Conservative Supreme Court justices were hostile on Monday to the ongoing use of race-based affirmative action in college admissions.
The court took nearly five hours to debate affirmative action policies at the University of North Carolina and Harvard.
Based on Monday’s oral arguments, the six conservative justices appear ready to end the use of affirmative action in admissions, overturning a precedent from 1978.
Here are key takeaways so far:
The conservative wing of the court harped on the lack of clarity around when the need for affirmative action would end. Multiple justices asked Ryan Park, the North Carolina solicitor general who is defending the UNC admissions program, to elaborate on how to measure that a school has achieved the diversity goals that would render affirmative action unnecessary.
“I don’t see how you can say that the program will ever end,” Chief Justice John Roberts said during a pile-on that also included Justices Samuel Alito and Amy Coney Barrett. “
Your position is that race matters because it’s necessary for diversity, which is necessary for the sort of education you want,” Roberts said. “It’s not going to stop mattering at some particular point, you’re always going to have to look at race because you say race matters to give us the necessary diversity.”

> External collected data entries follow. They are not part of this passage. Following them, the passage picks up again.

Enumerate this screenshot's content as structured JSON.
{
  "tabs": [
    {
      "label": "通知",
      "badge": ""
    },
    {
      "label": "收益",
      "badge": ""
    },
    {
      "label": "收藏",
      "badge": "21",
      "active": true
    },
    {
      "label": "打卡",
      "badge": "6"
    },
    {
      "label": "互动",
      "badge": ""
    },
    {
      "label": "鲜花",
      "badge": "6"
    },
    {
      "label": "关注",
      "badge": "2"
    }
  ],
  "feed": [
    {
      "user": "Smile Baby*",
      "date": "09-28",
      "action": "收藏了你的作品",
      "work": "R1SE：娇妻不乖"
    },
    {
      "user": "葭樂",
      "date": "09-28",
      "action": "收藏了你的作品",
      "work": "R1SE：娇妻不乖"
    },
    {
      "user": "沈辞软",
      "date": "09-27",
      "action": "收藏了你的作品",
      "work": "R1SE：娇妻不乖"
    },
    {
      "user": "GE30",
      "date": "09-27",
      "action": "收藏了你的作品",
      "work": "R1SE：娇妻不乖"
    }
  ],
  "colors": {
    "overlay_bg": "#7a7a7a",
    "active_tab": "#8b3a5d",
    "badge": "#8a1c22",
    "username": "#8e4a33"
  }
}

Justice Brett Kavanaugh said the court will struggle if they are asked to review affirmative action again in 10 years, “if you don’t have something measurable” that shows whether the diversity goals have been achieved.
Justice Clarence Thomas asked all three lawyers arguing in favor of UNC’s affirmative action program – Park, US Solicitor General Elizabeth Prelogar and David Hinojosa, who is representing UNC students defending the program – to explain how racial diversity benefits the educational experience students receive.
“I may be tone deaf when it comes to all these other things that happen on campus, about feeling good and all that,” Thomas said to Hinojosa. “I’m really interested in a simple thing. … what benefits academically are there to your definition or the diversity that you’re asserting?”
When he posed the question to Park, Thomas suggests that Park’s response reminded him of the arguments he heard in favor of segregation.
Justice Ketanji Brown Jackson warned that if colleges are prohibited from making any consideration of race, it risks violating the Constitution’s equal protection protections for students who will not be able to present that background in their applications.
“I hear a process in which there’s a form that says tell us about yourself and people can put all sorts of things. I’m Catholic, I’m from, you know, Los Angeles, I’m Latina, whatever,” she said. “But now we’re – we’re entertaining a rule in which some people can say the things they want, about who they are and have that valued in the system. But other people are not going to be able to. Because they won’t be able to reveal that they’re Latino or African American or whatever. And I’m worried that that creates an inequity in the system.”
Justice Sonia Sotomayor returned repeatedly to the statistics coming the schools in states that have barred affirmative action.
At one point, she raised those trends to push back on conservatives’ invocation of the 25-year timeline the Supreme Court set, in its 2003 ruling sanctioning the use of race in admissions, for affirmative action programs to no longer be necessary.
“Even your adversary said he didn’t see the 25 years as a set deadline. It was an expectation,” Sotomayor said to Park. “What we know we have nine states who have tried it and in each of them as I mentioned earlier, whites have either, white admissions have either, remained the same or increased. And clearly, in some institutions, the numbers for underrepresented groups has fallen dramatically, correct?”